Offshore Wind Farm Development, Management and Coexistence Technology

Under the vision ‘Global Top OWF R&D Hub', life-cycle R&D is being undertaken to promote continuous innovation and secure growth engines in the domestic offshore wind farm industry. Resource assessment and wind farm design for South-West demonstration offshore wind farm have been carried out, and integrated SCADA and CMS(Condition Monitoring System) were developed to enhance management and O&M. Also, to reduce installation costs, field demonstrations for suction bucket foundations were undertaken and MMB (Multipurpose Mobile Base) installation vessel development was carried out. Also, Research that facilitates cooperation among local communities to promote renewable energy development is urgently needed. Development of offshorefishery industry collocation research and utility-scale agrophotovoltaic research are being conducted to create a co-existence ecosystem with local communities and eco-friendly and safe farm management technologies are being developed through offshore wind farm environmental monitoring and safety standards establishment. Through lifecycle technology R&D focusing on increasing reliability and the economic feasibility of offshore wind farms as well as social acceptance, we are playing a crucial role in contributing to the national strategic project of developing the South-West 2.4GW offshore wind farm.

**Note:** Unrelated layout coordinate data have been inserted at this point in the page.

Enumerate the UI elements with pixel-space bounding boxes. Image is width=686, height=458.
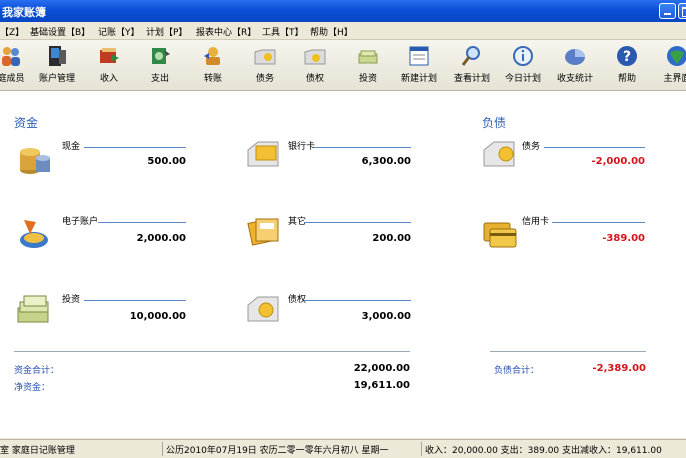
transfer-icon: [204, 47, 220, 65]
account-name-bank-card: 银行卡: [288, 142, 316, 152]
account-value-debt: -2,000.00: [591, 156, 646, 167]
account-value-investment: 10,000.00: [129, 311, 186, 322]
toolbar-today-plan-button[interactable]: 今日计划: [500, 42, 546, 88]
toolbar-help-button[interactable]: ? 帮助: [604, 42, 650, 88]
toolbar-income-button[interactable]: 收入: [86, 42, 132, 88]
toolbar-statistics-button[interactable]: 收支统计: [552, 42, 598, 88]
liabilities-total-divider: [490, 351, 646, 352]
expense-icon: [152, 48, 170, 64]
toolbar-debt-button[interactable]: 债务: [242, 42, 288, 88]
home-icon: [667, 46, 686, 66]
toolbar: 庭成员 账户管理 收入 支出 转账 债务 债权 投资 新建计划 查看计划 今日计…: [0, 40, 686, 91]
today-plan-icon: [513, 46, 533, 66]
view-plan-icon: [461, 46, 480, 66]
account-name-other: 其它: [288, 217, 307, 227]
title-bar: 我家账簿: [0, 0, 686, 22]
bank-card-icon: [247, 141, 279, 167]
menu-item-help[interactable]: 帮助【H】: [310, 25, 353, 38]
other-icon: [247, 218, 279, 246]
family-icon: [2, 47, 20, 66]
toolbar-home-button[interactable]: 主界面: [654, 42, 686, 88]
status-bar: 室 家庭日记账管理 公历2010年07月19日 农历二零一零年六月初八 星期一 …: [0, 439, 686, 458]
status-app-name: 室 家庭日记账管理: [0, 446, 75, 456]
account-name-investment: 投资: [62, 295, 81, 305]
account-underline: [98, 222, 186, 223]
account-underline: [84, 147, 186, 148]
assets-total-label: 资金合计：: [14, 366, 60, 376]
menu-bar: 【Z】 基础设置【B】 记账【Y】 计划【P】 报表中心【R】 工具【T】 帮助…: [0, 22, 686, 40]
main-panel: 资金 负债 现金 500.00 银行卡 6,300.00 债务 -2,000.0…: [0, 91, 686, 438]
account-name-cash: 现金: [62, 142, 81, 152]
toolbar-investment-button[interactable]: 投资: [345, 42, 391, 88]
income-icon: [100, 48, 119, 63]
toolbar-transfer-button[interactable]: 转账: [190, 42, 236, 88]
account-underline: [314, 147, 411, 148]
liabilities-total-label: 负债合计：: [494, 366, 540, 376]
status-divider: [421, 442, 422, 456]
account-name-debt: 债务: [522, 142, 541, 152]
toolbar-new-plan-button[interactable]: 新建计划: [396, 42, 442, 88]
account-underline: [304, 222, 411, 223]
credit-card-icon: [483, 222, 517, 248]
toolbar-claim-button[interactable]: 债权: [292, 42, 338, 88]
liabilities-total-value: -2,389.00: [592, 363, 647, 374]
menu-item-settings[interactable]: 基础设置【B】: [30, 25, 90, 38]
debt-folder-icon: [483, 141, 515, 167]
assets-total-divider: [14, 351, 410, 352]
status-summary: 收入：20,000.00 支出：389.00 支出减收入：19,611.00: [425, 446, 662, 456]
claim-icon: [304, 49, 326, 65]
e-account-icon: [20, 220, 48, 248]
maximize-button[interactable]: [678, 3, 686, 19]
toolbar-expense-button[interactable]: 支出: [137, 42, 183, 88]
account-underline: [84, 300, 186, 301]
assets-total-value: 22,000.00: [353, 363, 410, 374]
toolbar-family-button[interactable]: 庭成员: [0, 42, 34, 88]
cash-coins-icon: [20, 148, 50, 174]
net-assets-label: 净资金：: [14, 383, 51, 393]
account-underline: [552, 222, 645, 223]
menu-item-plan[interactable]: 计划【P】: [146, 25, 187, 38]
minimize-button[interactable]: [659, 3, 676, 19]
claim-folder-icon: [247, 296, 279, 322]
account-value-e-account: 2,000.00: [136, 233, 186, 244]
debt-icon: [254, 49, 276, 65]
account-value-cash: 500.00: [147, 156, 186, 167]
help-icon: ?: [617, 46, 637, 66]
net-assets-value: 19,611.00: [353, 380, 410, 391]
investment-icon: [358, 50, 378, 64]
account-name-credit-card: 信用卡: [522, 217, 550, 227]
account-value-credit-card: -389.00: [602, 233, 645, 244]
menu-item-member[interactable]: 【Z】: [0, 25, 24, 38]
toolbar-account-manage-button[interactable]: 账户管理: [34, 42, 80, 88]
window-title: 我家账簿: [2, 6, 46, 19]
account-name-claim: 债权: [288, 295, 307, 305]
account-value-claim: 3,000.00: [361, 311, 411, 322]
new-plan-icon: [409, 46, 429, 66]
assets-section-title: 资金: [14, 116, 39, 130]
status-divider: [162, 442, 163, 456]
menu-item-tools[interactable]: 工具【T】: [262, 25, 304, 38]
statistics-icon: [565, 49, 585, 65]
liabilities-section-title: 负债: [482, 116, 507, 130]
account-manage-icon: [49, 46, 66, 66]
svg-text:?: ?: [623, 49, 631, 65]
menu-item-reports[interactable]: 报表中心【R】: [196, 25, 256, 38]
account-value-bank-card: 6,300.00: [361, 156, 411, 167]
account-name-e-account: 电子账户: [62, 217, 99, 227]
account-value-other: 200.00: [372, 233, 411, 244]
toolbar-view-plan-button[interactable]: 查看计划: [449, 42, 495, 88]
menu-item-record[interactable]: 记账【Y】: [98, 25, 140, 38]
status-date: 公历2010年07月19日 农历二零一零年六月初八 星期一: [166, 446, 389, 456]
account-underline: [544, 147, 645, 148]
investment-money-icon: [17, 295, 49, 323]
account-underline: [304, 300, 411, 301]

Flexible Energy Technology

In order to cope with the frequency instability of the future power system caused by the rapid increase in renewable energy, new flexible energy resources and operation technologies are being developed. First, the world's largest MW-class frequency adjustment supercapacitor system was constructed by further improving the capacity of supercapacitors with characteristics such as high output density, high-speed charge/discharge, and long life. The demonstration operation was completed by developing next-generation operation technologies such as independent and cooperative operation with batteries. As another new flexible resource, the world's first 20Ah-class manganese-based secondary battery was developed, aiming to commercialize it by improving energy density and lifespan characteristics, and developing process technologies. For the stable operation of flexible energy resources, a technology that diagnoses the lifespan and abnormal conditions of batteries autonomously has been developed and applied to ESS for frequency adjustment and system stabilization operated by KEPCO. In the future, it will be applied to new flexible resources alongside the advancement of diagnostic technology.

Perovskite Solar Sells

We are developing semi-transparent, high-efficiency solar cells that use perovskite, which consists of superior photoactive materials that have high photoelectric conversion efficiency comparable to that of silicon solar cells, and are capable of manufacturing lightweight, transparent and flexible solar cells at relatively low cost. The inverted structure flat-panel solar cell (1cm2) achieved the world's highest efficiency of 23.2%, while demonstrating an efficiency of 18.6% in the large-area module (100cm2). Furthermore, it maintained an initial efficiency of 90% even after undergoing a 2,000-hour artificial solar test, ensuring durability for commercialization. Currently, it is manufacturing a 10W prototype and conducting research oriented towards commercialization, including the development of optimal manufacturing processes. Its ultimate goal is to develop and commercialize prototypes of glass arc solar cells for the market.